Впрочем, пусть и дрянь погода, да что грустить? Недаром же бравый гусар так рвался на фронт, искренне завидуя своему, уже успевшему повоевать и даже вернуться из плена, младшему брату Евдокиму. Денис писал прошения, подавал рапорты и даже как-то прорвался в гостиницу к прежнему главнокомандующему, старому графу Михаилу Федоровичу Каменскому, до смерти того перепугав. Правда, старик тогда почти сразу смягчился – оказывается, со многими родственниками Дениса он когда-то приятельствовал и многих хорошо знал. Так бы и славно вышло с отправкой Давыдова в действующую армию… кабы Каменский не тронулся немножко умом да не сложил с себя полномочия главнокомандующего, коим почти тотчас же был назначен верный клеврет государя Беннигсен.
Вот тогда и сгодились дружеские связи Дениса в салонном Санкт-Петербурге. Благодаря хлопотам светской львицы, юной княжны Марии Нарышкиной – любовницы и советчицы самого государя поручик лейб-гвардии гусарского полка Денис Васильевич Давыдов наконец-то получил назначение в действующую армию, адъютантом князя Багратиона. Добравшись в Восточную Пруссию вместе с попутными павлоградскими гусарами, Денис был представлен князю невдалеке от местечка Морунген и тотчас же приступил к исполнению своих прямых обязанностей.
Вот как сейчас…
– Tres vite, чертова перечница! Тре вит! Allez, maudit sois-tu! eh bien, allé! Да чтоб тебя!
Ушлая лошаденка Давыдова вдруг заупрямилась, ни в какую не желая сворачивать на лесную тропинку, которой – Денис знал уже – выходило бы куда быстрее. Ехать же по дороге – через разрушенное войною селение – семь верст киселя хлебать.
Дернувшись, Мари тряхнула жиденькой гривою и как-то тревожно заржала. Верно, что-то ее напугало… какой-нибудь зверь… Денис присмотрелся, на всякий случай вытащив пистолеты из седельных кобур. Карабин ему, как адъютанту, был не положен.

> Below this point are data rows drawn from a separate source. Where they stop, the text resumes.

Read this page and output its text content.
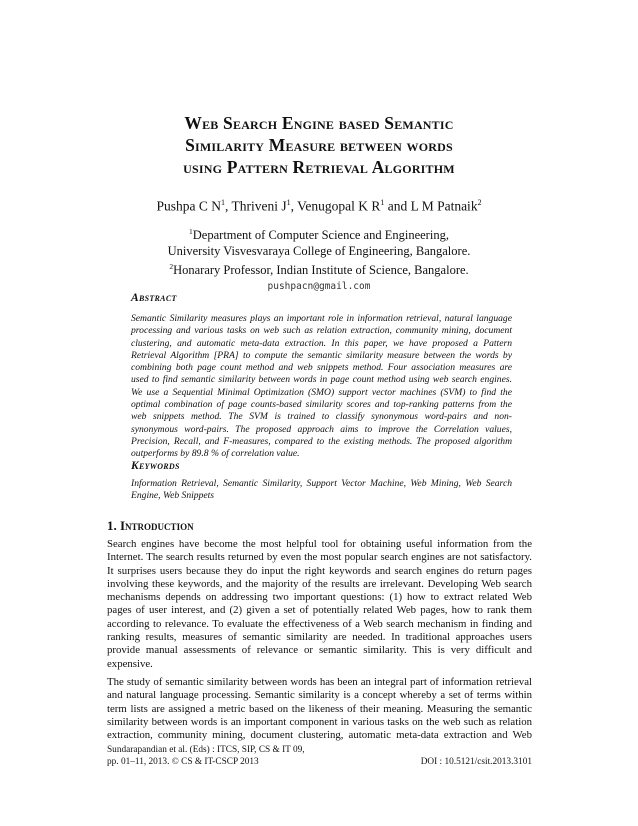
Web Search Engine based Semantic
Similarity Measure between words
using Pattern Retrieval Algorithm
Pushpa C $N^1$, Thriveni $J^1$, Venugopal K $R^1$ and L M Patnaik$^2$
$^1$Department of Computer Science and Engineering,
University Visvesvaraya College of Engineering, Bangalore.
$^2$Honarary Professor, Indian Institute of Science, Bangalore.
pushpacn@gmail.com
Abstract

Semantic Similarity measures plays an important role in information retrieval, natural language
processing and various tasks on web such as relation extraction, community mining, document
clustering, and automatic meta-data extraction. In this paper, we have proposed a Pattern
Retrieval Algorithm [PRA] to compute the semantic similarity measure between the words by
combining both page count method and web snippets method. Four association measures are
used to find semantic similarity between words in page count method using web search engines.
We use a Sequential Minimal Optimization (SMO) support vector machines (SVM) to find the
optimal combination of page counts-based similarity scores and top-ranking patterns from the
web snippets method. The SVM is trained to classify synonymous word-pairs and non-
synonymous word-pairs. The proposed approach aims to improve the Correlation values,
Precision, Recall, and F-measures, compared to the existing methods. The proposed algorithm
outperforms by 89.8 % of correlation value.

Keywords

Information Retrieval, Semantic Similarity, Support Vector Machine, Web Mining, Web Search
Engine, Web Snippets

1. Introduction

Search engines have become the most helpful tool for obtaining useful information from the
Internet. The search results returned by even the most popular search engines are not satisfactory.
It surprises users because they do input the right keywords and search engines do return pages
involving these keywords, and the majority of the results are irrelevant. Developing Web search
mechanisms depends on addressing two important questions: (1) how to extract related Web
pages of user interest, and (2) given a set of potentially related Web pages, how to rank them
according to relevance. To evaluate the effectiveness of a Web search mechanism in finding and
ranking results, measures of semantic similarity are needed. In traditional approaches users
provide manual assessments of relevance or semantic similarity. This is very difficult and
expensive.

The study of semantic similarity between words has been an integral part of information retrieval
and natural language processing. Semantic similarity is a concept whereby a set of terms within
term lists are assigned a metric based on the likeness of their meaning. Measuring the semantic
similarity between words is an important component in various tasks on the web such as relation
extraction, community mining, document clustering, automatic meta-data extraction and Web

Sundarapandian et al. (Eds) : ITCS, SIP, CS & IT 09,
pp. 01–11, 2013. © CS & IT-CSCP 2013	DOI : 10.5121/csit.2013.3101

Показалось, будто за голым кустом дернулась черная еловая лапа! Ветер? Может быть… А, может – и французские разведчики – фланкеры! Видать, давно приметили гусара и сейчас выжидают удобный момент – напасть. Еще б не заметить! Парадная форма офицеров лейб-гвардии гусарского полка была особенно богатой и красивой: красный доломан, расшитый золотыми шнурами и пуговицами, красный ментик, синие чакчиры, украшенные золотыми галунами, шнурами, кистями. Все это великолепие зимой скрывала шинель, да и вообще, в целях сбережения этого мундира «во вседневном употреблении» и вне строя гусарским офицерам предписывалось носить темно-зеленые вицмундиры одного покроя с пехотными, с воротниками и обшлагами, с красной выпушкой по краю борта и фалд. Носили их с темно-зелеными панталонами. Кроме того, полагалось иметь и темно-зеленые сюртуки – двубортные, с белым подбоем, с красным воротником и круглыми обшлагами. На сюртуке были эполеты. Сюртук положено было надевать с фуражной шапкой синего цвета и красным околышем. Такая вот шапка как раз сейчас была и на Денисе – кивер уж больно неудобен для повседневных дел.